O Departamento de Governo Eletrônico, órgão do Ministério do Planejamento, Orçamento e Gestão, utiliza as modernas tecnologias de informação e comunicação (TICs) para universalizar o acesso à informação, promover a transparência, ampliar a inclusão digital e a participação da sociedade nas discussões do País e dinamizar a prestação dos serviços públicos por meios eletrônicos na Administração Pública Federal. Para tanto, aquele órgão define, publica e dissemina padrões e normas em governo eletrônico referentes a acessibilidade, interoperabilidade, serviços e conteúdos públicos digitais, e coordena, disciplina e articula a sua implementação.

A dificuldade de acesso de aproximadamente 10 milhões de pessoas com deficiência auditiva no Brasil aos muitos conteúdos em áudio e vídeo disponíveis nos portais governamentais pode ser parcialmente solucionada por meio da inserção de legendas e textos de apoio. No entanto, há um grande número de pessoas com deficiência auditiva que não utilizam a Língua Portuguesa ou que têm a Língua Portuguesa como segunda língua – são as pessoas surdas usuárias da Libras (Língua Brasileira de Sinais).
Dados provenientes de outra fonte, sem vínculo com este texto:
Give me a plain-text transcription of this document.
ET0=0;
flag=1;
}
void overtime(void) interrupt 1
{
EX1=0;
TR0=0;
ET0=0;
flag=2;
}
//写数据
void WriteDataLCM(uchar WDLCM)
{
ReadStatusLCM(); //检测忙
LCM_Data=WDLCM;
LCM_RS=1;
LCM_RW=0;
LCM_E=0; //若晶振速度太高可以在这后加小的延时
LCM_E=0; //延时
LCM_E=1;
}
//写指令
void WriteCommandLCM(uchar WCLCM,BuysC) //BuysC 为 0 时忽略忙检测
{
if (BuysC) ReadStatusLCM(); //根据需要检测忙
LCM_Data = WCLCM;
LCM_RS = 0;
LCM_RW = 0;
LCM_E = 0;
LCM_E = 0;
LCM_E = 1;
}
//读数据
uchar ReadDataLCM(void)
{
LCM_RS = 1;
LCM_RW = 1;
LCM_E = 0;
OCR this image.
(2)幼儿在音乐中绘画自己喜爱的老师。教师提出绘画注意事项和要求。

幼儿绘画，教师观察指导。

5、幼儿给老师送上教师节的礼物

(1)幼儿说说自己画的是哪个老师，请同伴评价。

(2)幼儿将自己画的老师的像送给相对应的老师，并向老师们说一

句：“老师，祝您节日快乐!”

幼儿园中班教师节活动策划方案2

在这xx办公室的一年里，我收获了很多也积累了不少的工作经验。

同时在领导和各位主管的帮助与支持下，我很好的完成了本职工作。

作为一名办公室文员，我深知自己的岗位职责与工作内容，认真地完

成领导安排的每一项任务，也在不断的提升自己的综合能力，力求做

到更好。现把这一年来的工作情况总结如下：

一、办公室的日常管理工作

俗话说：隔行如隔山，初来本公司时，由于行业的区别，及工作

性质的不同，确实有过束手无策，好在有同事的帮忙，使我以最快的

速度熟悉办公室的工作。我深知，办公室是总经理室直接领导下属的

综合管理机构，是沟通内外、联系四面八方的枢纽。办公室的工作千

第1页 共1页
Esse grupo de pessoas geralmente lê com dificuldade e muitas vezes não consegue compreender e interpretar textos, daí a necessidade de recorrer à tradução-interpretação em Libras. 

Contudo, a tradução em Libras não é um recurso que pode ser facilmente oferecido, principalmente se levarmos em consideração os seguintes complicadores: o alto custo da hora de trabalho executado por uma dupla de intérpretes em regime de revezamento (cerca de R$ 500,00); o grande número de páginas a traduzir em cada um dos sites da Administração Pública; a agilidade em que as informações são publicadas e substituídas; e a pouca disponibilidade de profissionais qualificados para atender a essa demanda gigantesca, se considerarmos as milhares de páginas de todos os sites de órgãos públicos de todo o País. 

São comercializadas atualmente algumas soluções digitais que viabilizam o acesso das pessoas surdas usuárias da Libras aos conteúdos escritos e audiovisuais publicados em sites da Internet. Essas soluções são, em geral, desenvolvidas por empresas start-ups e utilizam-se de um dicionário de sinais e de animações feitas com um avatar para traduzir automaticamente textos da Língua Portuguesa para a Libras. Mesmo sem oferecer os benefícios de uma tradução humana – maior expressividade facial e corporal, melhor qualidade da tradução por não ser automatizada – é consenso entre os especialistas da área que somente uma ferramenta digital de tradução automática poderia minimizar os efeitos dos complicadores expostos acima e atender às necessidades de acessibilidade nos portais da internet. Entretanto, o modelo de negócio desses fornecedores apresenta desvantagens: do ponto de vista da instituição que adquire a solução, o custo é alto (taxa de implantação, licença de uso, suporte mensal, valor por lauda traduzida); do ponto de vista do usuário com deficiência auditiva, o serviço de tradução automática é oferecido somente por aquelas instituições dispostas a pagar pelo aplicativo e, ainda assim, a informação a que o usuário tem acesso é a informação que a instituição escolhe traduzir, e não a sua própria escolha. Ou seja, nesse modelo de negócio não é o usuário quem decide o que será traduzido em Libras.